I began talking to Rosemary about taking money out of our retirement savings to escape the City before the Second Wave arrived, before the Governor planned another hospital in the Red Hook Terminal. It was money we had planned to use to attend our daughter’s wedding in Yosemite, cancelled because of the virus, and to visit Rosemary’s elderly mother in Hawaii, a now unfeasible trip. I was aware of the many around us who were not afforded such a luxury, families with parents or older children working, crowded in one-bedroom apartments with no place to distance. “But,” I argued, half trying to convince myself as well as Rosemary that we should go, “If we stay here, we won’t live long enough to need the money anyway.”
The magnitude of unknowns and the lack of control made planning nigh impossible. If we left, we wanted to be out of the City before the wave hit, but some said that would be summer, some fall, others even later. Vacation rental places, which generally charged by the night, were too costly, and regular rentals usually weren’t furnished and wanted a year’s commitment. We needed to stay close enough to the City to return for weekly medical appointments. We applied for two houses a little north, but both owners decided to stay out of the City themselves and took their properties off the market. A third owner turned us down in favor of another applicant, who, I was sure, was younger and could do the mowing and plowing that the owner didn’t want to deal with. When we finally found two places on the Connecticut shore with owners willing to rent to us, we started having second thoughts.

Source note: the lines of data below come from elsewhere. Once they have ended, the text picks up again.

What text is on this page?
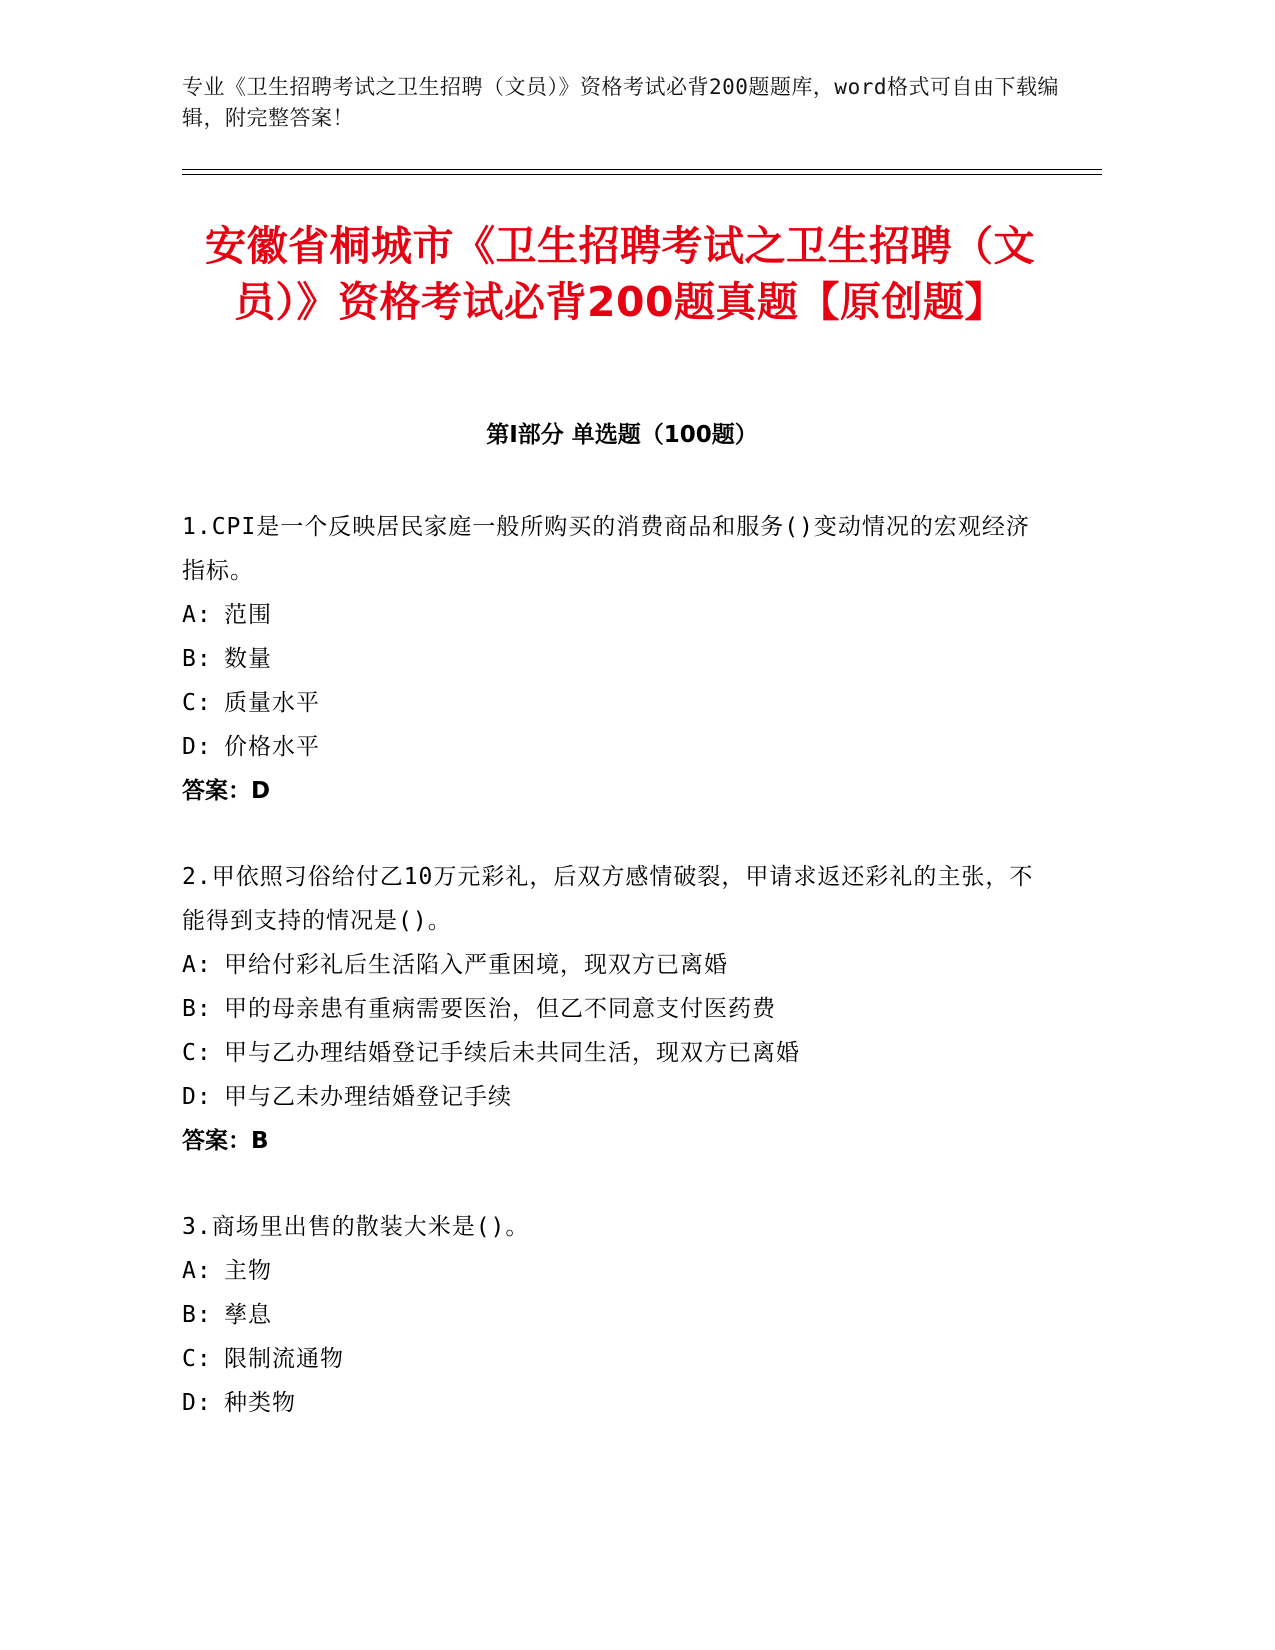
专业《卫生招聘考试之卫生招聘（文员）》资格考试必背200题题库，word格式可自由下载编辑，附完整答案！
安徽省桐城市《卫生招聘考试之卫生招聘（文员）》资格考试必背200题真题【原创题】
第Ⅰ部分 单选题（100题）
1.CPI是一个反映居民家庭一般所购买的消费商品和服务()变动情况的宏观经济指标。
A: 范围
B: 数量
C: 质量水平
D: 价格水平
答案：D
2.甲依照习俗给付乙10万元彩礼，后双方感情破裂，甲请求返还彩礼的主张，不能得到支持的情况是()。
A: 甲给付彩礼后生活陷入严重困境，现双方已离婚
B: 甲的母亲患有重病需要医治，但乙不同意支付医药费
C: 甲与乙办理结婚登记手续后未共同生活，现双方已离婚
D: 甲与乙未办理结婚登记手续
答案：B
3.商场里出售的散装大米是()。
A: 主物
B: 孳息
C: 限制流通物
D: 种类物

Here in the City, we not only had our doctors, we had a weekly reservation for grocery delivery, people we had never met who did errands for us, and neighbors who left wine and goodies at our door, ringing the doorbell and running down the hall to wave at us from the corner where the hallway turned to the elevator. We knew the routines. I could wait until late evening before retrieving packages and mail from the mail room, when the lobby would be quiet. I could go to the laundry in the basement at 6 a.m. on Sunday, with mask and gloves, and be reasonably assured I would only run into one or two other residents. The thought of finding grocery stores, pharmacists, neighbors to help us in a strange community– all without leaving our new abode seemed daunting. We would be in a place where we knew no one and had no way of meeting folks. And, as fearful as I was of the New York hospitals, I had difficulty picturing the unknown rural hospital where we would have to go if we couldn’t make it back to the City.
Were we safer here in the City, inside our closed apartment in the sky, looking out over the Red Hook Terminal, not leaving for another year? There were so many unknowns. We told the two owners who had offered us places that we needed time, and we understood if they found someone who could commit more quickly than we were able.
We decided, for the moment, to buy a car.